The jet age - begun by Frank Whittle


The jet age - begun by Frank Whittle

The invention of the jet engine revolutionised aviation. It began in Britain under military sponsorship in the 1930s and ’40s, all building on the original imaginative work by Royal Air Force airman Frank Whittle. Though it hardly featured in the Second World War, thereafter the technology began to become the key element of both civilian and military aviation.

Determined to become a pilot for the Royal Air Force, it was whilst writing his thesis at the RAF College Cranwell that Frank Whittle further developed his earlier thinking about the fundamental concept of the turbojet engine that he'd begun as early as 1928..

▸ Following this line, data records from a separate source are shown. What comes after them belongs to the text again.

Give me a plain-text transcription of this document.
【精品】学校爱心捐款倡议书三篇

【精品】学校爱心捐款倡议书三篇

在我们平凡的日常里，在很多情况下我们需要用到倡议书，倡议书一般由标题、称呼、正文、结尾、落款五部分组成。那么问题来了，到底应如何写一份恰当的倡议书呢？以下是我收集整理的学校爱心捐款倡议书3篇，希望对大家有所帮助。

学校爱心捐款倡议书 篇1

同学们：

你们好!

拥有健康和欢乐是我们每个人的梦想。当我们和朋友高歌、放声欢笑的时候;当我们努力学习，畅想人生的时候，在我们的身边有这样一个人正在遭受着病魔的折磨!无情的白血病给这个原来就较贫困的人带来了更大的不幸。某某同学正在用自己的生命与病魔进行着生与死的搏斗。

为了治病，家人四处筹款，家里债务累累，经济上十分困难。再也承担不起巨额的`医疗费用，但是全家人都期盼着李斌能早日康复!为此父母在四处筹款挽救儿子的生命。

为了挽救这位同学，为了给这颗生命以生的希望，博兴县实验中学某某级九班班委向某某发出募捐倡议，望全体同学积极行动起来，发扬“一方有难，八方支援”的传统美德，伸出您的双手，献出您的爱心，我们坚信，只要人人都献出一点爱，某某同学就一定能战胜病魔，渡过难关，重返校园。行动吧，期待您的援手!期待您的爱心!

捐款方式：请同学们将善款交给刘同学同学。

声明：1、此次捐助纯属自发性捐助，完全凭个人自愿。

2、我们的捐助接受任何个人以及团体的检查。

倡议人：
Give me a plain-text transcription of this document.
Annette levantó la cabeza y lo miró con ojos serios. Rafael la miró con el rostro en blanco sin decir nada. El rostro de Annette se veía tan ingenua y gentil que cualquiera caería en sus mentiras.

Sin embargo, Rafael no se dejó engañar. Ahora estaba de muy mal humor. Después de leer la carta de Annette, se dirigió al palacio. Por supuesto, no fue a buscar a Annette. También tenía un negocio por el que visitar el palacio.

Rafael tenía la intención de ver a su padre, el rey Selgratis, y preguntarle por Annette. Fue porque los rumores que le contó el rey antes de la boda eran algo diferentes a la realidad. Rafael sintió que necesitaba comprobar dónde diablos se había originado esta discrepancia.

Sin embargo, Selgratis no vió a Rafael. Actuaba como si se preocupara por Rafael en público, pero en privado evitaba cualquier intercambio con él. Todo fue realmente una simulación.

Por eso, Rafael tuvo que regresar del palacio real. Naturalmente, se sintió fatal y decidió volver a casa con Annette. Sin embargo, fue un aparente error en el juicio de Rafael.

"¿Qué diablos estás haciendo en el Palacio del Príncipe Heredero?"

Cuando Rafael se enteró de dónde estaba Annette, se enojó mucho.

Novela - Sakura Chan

Whittle filed his first patent for the jet engine in January 1930, after working on the idea of combining gas turbines and jet propulsion at Cranwell. Surprisingly, the Air Ministry showed no official interest in the patent, and allowed international publication.

After some tinkering, he was awarded his first patent for it in 1932. He spent a few more years actually building one, with the first running example being completed in 1937. In 1936, Whittle had received enough private backing to start Power Jets, the company that would develop his ideas. Leading aviation companies started their own research in this area, but only Whittle's design actually worked. A jet engine of Whittle's invention was first fitted to a specially built Gloster E. 28/39 airframe, and the plane's maiden flight took place on May 15, 1941.

However, development was not fast enough for practical wartime military deployment by the RAF, and the Air Ministry decided to share the knowledge with the USA. Although there was no material jet engine technology rolled out during the War, the Americans were quick to run with it thereafter.

As is often the case when an invention's time has come, Whittle should probably share his spot on the jet inventor podium with both French engineer Maxime Guillaume, and German Hans Von Ohain, who were working on similar concepts at more or less the same time in the 1930's.

Either way, by the late 20th century, commercial jet-engine technology had come to rival, and sometimes even lead, military technology in several areas of engine design, and virtually all piston-driven planes had been superseded by jets.

With their speed, commercial jet aircraft revolutionised world travel, opening up virtually every corner of the world to visitors from afar - and military ones to undertake hitherto unthinkable acts of warfare. Both developments have brought further radical consequences - both for good and ill.